En efecto, Estados Unidos y Europa occidental, los mismos que desde hace décadas predican la globalización como el mejor instrumento para un desarrollo mundial armónico y de mutuo beneficio, son quienes aplican fórmulas de proteccionismo a veces muy drásticas. Por supuesto, también se aplican estas medidas proteccionistas entre ellos mismos, en su dura competencia por el control del mercado mundial. Es bien conocida la rivalidad apenas oculta de Estados Unidos y Europa, no menos que la estrategia de Occidente para someter a la cada vez más exitosa pujanza de las llamadas “potencias emergentes” (en particular China). Se restringe de mil maneras el acceso de los países de la periferia a los mercados metropolitanos; se busca que sean simples socios secundarios y prescindibles del Occidente rico y se obstaculiza cualquier fórmula de proteccionismo que favorezca un desarrollo nacional de cierta independencia. El rol siniestro de entidades como el BM, el FMI o la OMC es bien claro a este respecto. La conformación de bloques de estas naciones para unir sus fuerzas y superar sus debilidades –el llamado proceso de integración regional- exige a las fuerzas del progreso alcanzar el poder (y  no solo el gobierno, por importante que sea), desalojando a las clases dominantes tradicionales que se benefician ahora de ese modelo de dependencia tan ligado a la globalización; deben asegurarse ante todo su coordinación y un apoyo social suficiente para poder superar los mil obstáculos que ponen en su camino las potencias metropolitanas no menos que las oligarquías locales. La integración regional, que se debe y se puede armonizar con el proteccionismo, es sin duda lo único que asegura un lugar adecuado en el escenario internacional. El actual conflicto en Urania se produce sin duda por la dura competencia económica mundial entre potencias y nada tiene que ver con la alegada “defensa de la democracia”, sobre todo si es utilizada como justificación por los responsables de los crímenes de lesa humanidad en Irak, Afganistán, Libia, Siria, Palestina, Cuba, Venezuela, Yugoslavia o el Sahara Occidental, todas ellas actuaciones imperialistas, sin autorización de la ONU, o sea, guerras ilegales tan condenables o más que la actual de Rusia en Ucrania. 

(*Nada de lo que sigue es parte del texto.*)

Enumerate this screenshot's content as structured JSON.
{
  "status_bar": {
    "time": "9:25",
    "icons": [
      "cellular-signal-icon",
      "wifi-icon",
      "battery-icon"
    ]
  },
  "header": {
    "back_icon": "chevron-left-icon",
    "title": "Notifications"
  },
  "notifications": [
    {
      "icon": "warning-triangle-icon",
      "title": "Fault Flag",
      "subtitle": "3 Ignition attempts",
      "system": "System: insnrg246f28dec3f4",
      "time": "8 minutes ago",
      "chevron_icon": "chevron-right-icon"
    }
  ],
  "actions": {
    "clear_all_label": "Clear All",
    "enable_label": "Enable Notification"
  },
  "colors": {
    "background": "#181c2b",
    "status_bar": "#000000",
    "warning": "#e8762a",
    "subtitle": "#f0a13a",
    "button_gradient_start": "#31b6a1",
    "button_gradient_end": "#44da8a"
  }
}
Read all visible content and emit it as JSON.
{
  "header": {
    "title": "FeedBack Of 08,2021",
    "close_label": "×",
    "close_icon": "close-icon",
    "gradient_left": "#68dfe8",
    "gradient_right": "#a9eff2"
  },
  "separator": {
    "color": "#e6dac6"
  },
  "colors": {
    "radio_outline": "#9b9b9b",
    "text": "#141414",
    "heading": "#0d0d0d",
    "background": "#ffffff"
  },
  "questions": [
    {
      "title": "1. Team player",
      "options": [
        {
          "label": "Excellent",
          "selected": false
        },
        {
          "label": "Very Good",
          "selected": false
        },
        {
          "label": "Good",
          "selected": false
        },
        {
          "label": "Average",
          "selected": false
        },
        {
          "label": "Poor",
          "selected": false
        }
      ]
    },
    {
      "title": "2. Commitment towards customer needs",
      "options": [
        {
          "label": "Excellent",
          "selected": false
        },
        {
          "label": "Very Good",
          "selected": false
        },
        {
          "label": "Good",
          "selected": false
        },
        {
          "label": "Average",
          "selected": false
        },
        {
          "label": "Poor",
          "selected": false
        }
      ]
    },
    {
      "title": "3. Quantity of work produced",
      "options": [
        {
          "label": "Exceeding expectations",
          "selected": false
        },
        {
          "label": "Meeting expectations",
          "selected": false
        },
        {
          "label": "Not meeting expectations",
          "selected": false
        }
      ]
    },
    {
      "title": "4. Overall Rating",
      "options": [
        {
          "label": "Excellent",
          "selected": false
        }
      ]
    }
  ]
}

Lejos, muy lejos de las justificaciones alegadas por Occidente de “defender la democracia y la civilización” la verdadera intención no es otra que intentar arrinconar a los rusos y condenarlos a ser una nación de segundo orden, asegurando para Occidente el control de sus recursos naturales y, de paso, avanzar en el cerco a China ¡Como en las peores tiempos del colonialismo tradicional! Se comprende entonces que tantos gobiernos en Latinoamérica y el Caribe, el Medio Oriente y Asia, así como en África, aunque no apoyan la agresión rusa a Ucrania piden una salida negociada en cuanto sea posible. Lo destacable es precisamente que tantos gobiernos de la periferia pobre del planeta no apoyen la aventura bélica de Occidente. Anteponen así el interés nacional sobre una globalización que solo favorece a unos pocos. Son mayoría los países que no ven esa como su guerra, y seguramente proceden de forma adecuada.